Title: Getting the Right Payoff from Customer Penalty Fees (fee or subscription required)
Authors: Stephen S. Tax (Peter B. Gustavson School of Business), Young “Sally” Kim (Shenandoah University), and Sudhir Nair (Peter B. Gustavson School of Business)
Publisher: Business Horizons, vol. 56, no. 3
Date Published: May–June 2013
How can companies use penalty fees to stay in the black without causing their customers to see red?
That’s what many firms are asking themselves as they impose more and more charges, and confront more and more irate consumers, over missed payments, late cancellations, no-shows, tardy returns, and overdrawn bank accounts. The short answer is that so long as companies see fees as a revenue generator, they will always lose some angry customers. But, according to this paper, firms can limit the damage if they build into their penalty program a dollop of forgiveness, a lot of transparency, and a host of other features that foster flexibility and fairness. With such safeguards in place, the authors of this paper say, penalties can continue to be a powerful source of revenue without driving too many customers away.

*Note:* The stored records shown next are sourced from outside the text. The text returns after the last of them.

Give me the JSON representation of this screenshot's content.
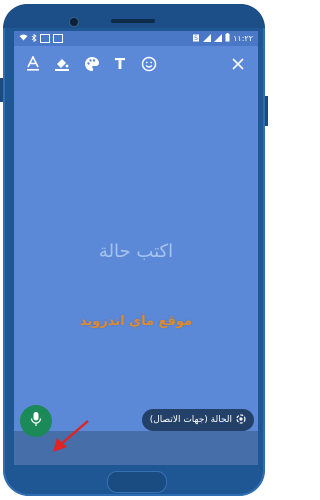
{
  "statusbar": {
    "time": "١١:٢٢",
    "left_icons": [
      "wifi-icon",
      "bluetooth-icon",
      "image-icon",
      "image-icon"
    ],
    "right_icons": [
      "battery-icon",
      "signal-icon",
      "signal-icon",
      "sim-icon"
    ]
  },
  "toolbar": {
    "items": [
      "text-font-icon",
      "fill-color-icon",
      "palette-icon",
      "text-icon",
      "emoji-icon"
    ],
    "close": "close-icon",
    "text_glyph": "T"
  },
  "composer": {
    "placeholder": "اكتب حالة"
  },
  "watermark": {
    "text": "موقع ماي اندرويد"
  },
  "bottom": {
    "status_label": "الحالة (جهات الاتصال)",
    "mic_icon": "mic-icon"
  },
  "colors": {
    "screen_bg": "#5b89d7",
    "mic_bg": "#1b8a58",
    "watermark": "#e08a2f",
    "arrow": "#e02323"
  }
}
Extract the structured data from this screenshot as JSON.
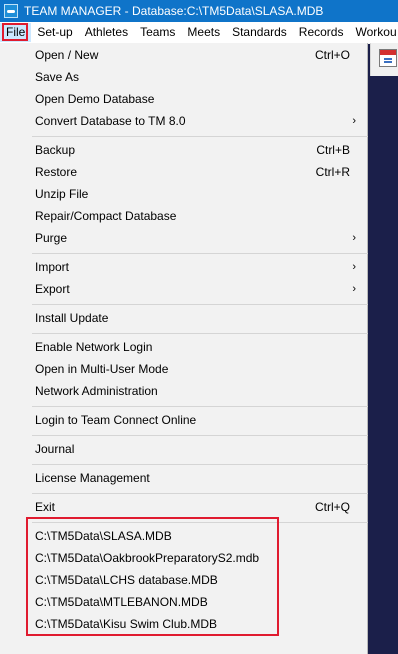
{
  "window": {
    "title": "TEAM MANAGER - Database:C:\\TM5Data\\SLASA.MDB"
  },
  "menubar": {
    "items": [
      {
        "label": "File"
      },
      {
        "label": "Set-up"
      },
      {
        "label": "Athletes"
      },
      {
        "label": "Teams"
      },
      {
        "label": "Meets"
      },
      {
        "label": "Standards"
      },
      {
        "label": "Records"
      },
      {
        "label": "Workou"
      }
    ]
  },
  "file_menu": {
    "open_new": {
      "label": "Open / New",
      "shortcut": "Ctrl+O"
    },
    "save_as": {
      "label": "Save As"
    },
    "open_demo": {
      "label": "Open Demo Database"
    },
    "convert": {
      "label": "Convert Database to TM 8.0",
      "arrow": "›"
    },
    "backup": {
      "label": "Backup",
      "shortcut": "Ctrl+B"
    },
    "restore": {
      "label": "Restore",
      "shortcut": "Ctrl+R"
    },
    "unzip": {
      "label": "Unzip File"
    },
    "repair": {
      "label": "Repair/Compact Database"
    },
    "purge": {
      "label": "Purge",
      "arrow": "›"
    },
    "import": {
      "label": "Import",
      "arrow": "›"
    },
    "export": {
      "label": "Export",
      "arrow": "›"
    },
    "install_update": {
      "label": "Install Update"
    },
    "enable_network_login": {
      "label": "Enable Network Login"
    },
    "open_multi_user": {
      "label": "Open in Multi-User Mode"
    },
    "network_admin": {
      "label": "Network Administration"
    },
    "login_team_connect": {
      "label": "Login to Team Connect Online"
    },
    "journal": {
      "label": "Journal"
    },
    "license_management": {
      "label": "License Management"
    },
    "exit": {
      "label": "Exit",
      "shortcut": "Ctrl+Q"
    },
    "recent_files": [
      "C:\\TM5Data\\SLASA.MDB",
      "C:\\TM5Data\\OakbrookPreparatoryS2.mdb",
      "C:\\TM5Data\\LCHS database.MDB",
      "C:\\TM5Data\\MTLEBANON.MDB",
      "C:\\TM5Data\\Kisu Swim Club.MDB"
    ]
  },
  "colors": {
    "titlebar": "#0f74c9",
    "menu_background": "#f2f2f2",
    "highlight_box": "#e01b2f",
    "app_background": "#1b1f4a"
  }
}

Corporate America’s love affair with penalties and fees has been out in the open for some time, and the charges are now an important contributor to the bottom line at many firms. For example, penalties for late payments and overage fees in the credit card industry almost tripled from 1997 to 2007, amounting to about 10 percent of profits during that time. In 2009 alone, airlines in the U.S. reaped about US$2.4 billion (or roughly 3 percent of their overall revenue) from fees assessed for changing or canceling flights. Golf courses, hospitals, hotels, and restaurants now routinely impose no-show fees, and some retailers charge customers a restocking penalty when they return merchandise.
But seeking such revenue breeds resentment and risks fraying or even cutting the bonds with longtime customers. Given that the penalty fees aren’t going away, how can companies reduce those risks? The authors looked to customers for an answer. They first identified which aspects of the penalty process result in consumers’ dissatisfaction and then drew up guidelines for companies to balance the goals of revenue creation and customer loyalty.
The authors surveyed more than 200 consumers who had been charged a penalty in the previous six months. The penalties were imposed in a wide range of industries, most levied by bank and credit card companies, airlines and hotels, telephone companies, retailers, and healthcare providers. Participants were randomly selected from a huge online consumer database, Zoomerang, to ensure a representative sample of age and gender. The participants answered open-ended questions, including whether they found the charge to be fair and how the experience affected their feelings for the company and their subsequent shopping behavior.
The reaction of the surveyed consumers, 84 percent of whom said they had a positive outlook toward the company before being assessed, was strong. Nearly three-fourths reported being angry or upset at receiving the penalty; 22 percent said they had stopped doing business with the company and 18 percent had “bad-mouthed” the firm.
The negative reaction largely stemmed from a sense of unfairness: 64 percent of participants said they thought the charge was not warranted. Almost half of these customers said they were unaware that they would be charged a penalty - in some cases, because the firm’s policy had changed or was buried in fine print. Those who felt they had little control over the process were noticeably angrier, especially if they incurred the charge because of a personal hardship (such as a family emergency that necessitated a last-minute cancellation).